Des franchises sur les médicaments peu efficaces

Les franchises serviraient-elles surtout à générer des économies au profit de la Sécurité sociale ? Une étude de l'Institut de recherche et de documentation en économie de la santé (Irdes), disponible sur le site www.irdes.fr, montre que ce dispositif n'a que faiblement encouragé les assurés à modérer leur consommation. Seuls 12 % de ces derniers ont modifié leur comportement à la suite de l'introduction d'une franchise de 0,50 € par boîte de médicaments en 2008. Une proportion qui passe à 14,3 % chez les personnes dont les revenus mensuels sont inférieurs à 870 € et 14,2 % pour les revenus de 870 € à 1 166 €. En revanche, elle tombe à 8,4 % pour les revenus supérieurs à 1 997 €.
Les franchises n'auraient donc guère rempli leur autre objectif de responsabilisation des patients.

De l'eau au moulin

Ces chiffres apporteront de l'eau au moulin de ceux qui reprochent aux franchises de porter atteinte à un accès aux soins équitable - quand bien même les bénéficiaires de la couverture maladie universelle complémentaire (CMU-C) en sont exonérés.

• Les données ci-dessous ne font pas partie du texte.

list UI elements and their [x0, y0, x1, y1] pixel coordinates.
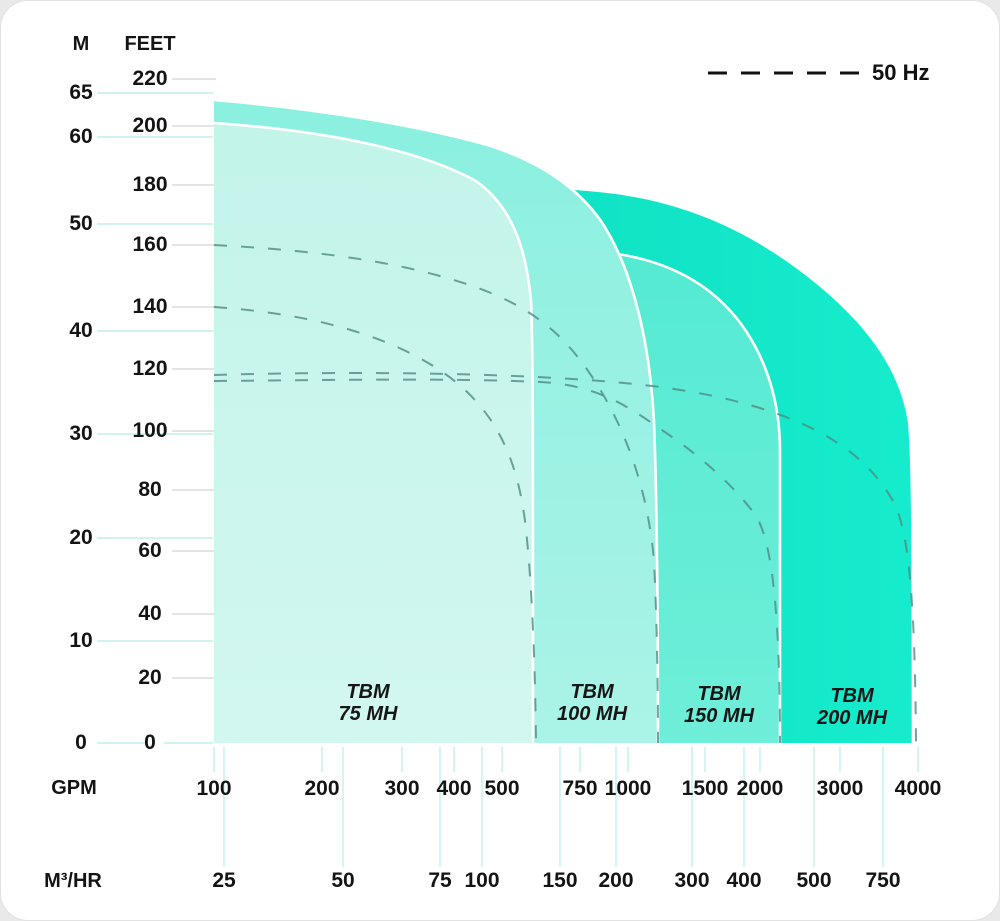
m-tick-label-65: 65 [69, 81, 93, 104]
gpm-tick-label-100: 100 [196, 777, 232, 800]
m3hr-tick-label-200: 200 [598, 869, 634, 892]
m-tick-label-40: 40 [69, 319, 93, 342]
gpm-tick-label-400: 400 [436, 777, 472, 800]
axis-ticks-gpm [213, 747, 919, 772]
envelope-label-line1-75: TBM [346, 681, 390, 703]
gpm-tick-label-1000: 1000 [604, 777, 652, 800]
m-tick-label-20: 20 [69, 526, 93, 549]
axis-ticks-m3hr [223, 747, 884, 867]
m3hr-tick-label-300: 300 [674, 869, 710, 892]
gpm-tick-label-2000: 2000 [736, 777, 784, 800]
gpm-tick-label-300: 300 [384, 777, 420, 800]
gpm-tick-label-4000: 4000 [894, 777, 942, 800]
envelope-label-line2-200: 200 MH [816, 706, 888, 729]
m3hr-tick-label-400: 400 [726, 869, 762, 892]
m3hr-tick-label-750: 750 [865, 869, 901, 892]
envelope-label-line2-100: 100 MH [556, 702, 628, 725]
feet-tick-label-180: 180 [132, 173, 168, 196]
envelope-label-line1-200: TBM [830, 685, 874, 707]
gpm-tick-label-500: 500 [484, 777, 520, 800]
envelope-label-line2-150: 150 MH [683, 704, 755, 727]
gpm-tick-label-200: 200 [304, 777, 340, 800]
feet-tick-label-80: 80 [138, 478, 162, 501]
envelope-label-line1-100: TBM [570, 681, 614, 703]
envelope-label-line1-150: TBM [697, 683, 741, 705]
gridlines-m [97, 92, 213, 744]
gpm-tick-label-1500: 1500 [681, 777, 729, 800]
feet-tick-label-200: 200 [132, 114, 168, 137]
feet-tick-label-20: 20 [138, 666, 162, 689]
envelope-label-150: TBM 150 MH [639, 683, 799, 727]
feet-tick-label-60: 60 [138, 539, 162, 562]
feet-axis-title: FEET [124, 33, 176, 55]
envelope-edge-100 [213, 98, 660, 744]
gpm-tick-label-3000: 3000 [816, 777, 864, 800]
envelope-label-200: TBM 200 MH [772, 685, 932, 729]
feet-tick-label-120: 120 [132, 357, 168, 380]
envelope-label-75: TBM 75 MH [288, 681, 448, 725]
curve-50hz-75 [213, 306, 537, 744]
m-tick-label-10: 10 [69, 629, 93, 652]
legend-label: 50 Hz [872, 60, 930, 85]
m3hr-tick-label-50: 50 [331, 869, 355, 892]
envelope-edge-75 [213, 121, 535, 744]
m-tick-label-30: 30 [69, 422, 93, 445]
m3hr-axis-title: M³/HR [44, 870, 102, 892]
gpm-axis-title: GPM [51, 777, 97, 799]
curve-50hz-200 [213, 372, 917, 744]
m-axis-title: M [72, 33, 90, 55]
feet-tick-label-100: 100 [132, 419, 168, 442]
feet-tick-label-0: 0 [144, 731, 156, 754]
m-tick-label-60: 60 [69, 125, 93, 148]
envelope-label-100: TBM 100 MH [512, 681, 672, 725]
curves-50hz [213, 244, 917, 744]
feet-tick-label-220: 220 [132, 67, 168, 90]
m3hr-tick-label-150: 150 [542, 869, 578, 892]
legend-50hz: 50 Hz [705, 58, 929, 88]
m3hr-tick-label-25: 25 [212, 869, 236, 892]
legend-dash-line-svg [708, 71, 860, 75]
m-tick-label-0: 0 [75, 731, 87, 754]
curve-50hz-100 [213, 244, 659, 744]
m3hr-tick-label-100: 100 [464, 869, 500, 892]
envelope-label-line2-75: 75 MH [338, 702, 398, 725]
feet-tick-label-140: 140 [132, 295, 168, 318]
gpm-tick-label-750: 750 [562, 777, 598, 800]
m3hr-tick-label-500: 500 [796, 869, 832, 892]
m3hr-tick-label-75: 75 [428, 869, 452, 892]
envelope-shapes [213, 98, 915, 744]
gridlines-feet [164, 78, 216, 744]
feet-tick-label-40: 40 [138, 602, 162, 625]
m-tick-label-50: 50 [69, 212, 93, 235]
envelope-fill-75 [214, 123, 533, 743]
feet-tick-label-160: 160 [132, 233, 168, 256]
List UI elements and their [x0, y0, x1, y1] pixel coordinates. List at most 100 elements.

L'Irdes pousse le raisonnement plus loin, en soulevant plusieurs interrogations. L'efficacité des franchises et la notion même de responsabilisation supposent que « les individus sont des consommateurs éclairés qui choisissent leur consommation de médicaments au regard du coût des soins et de leur utilité ». Or c'est essentiellement le professionnel de santé qui détermine la nature des soins et leur quantité, rappelle l'Institut.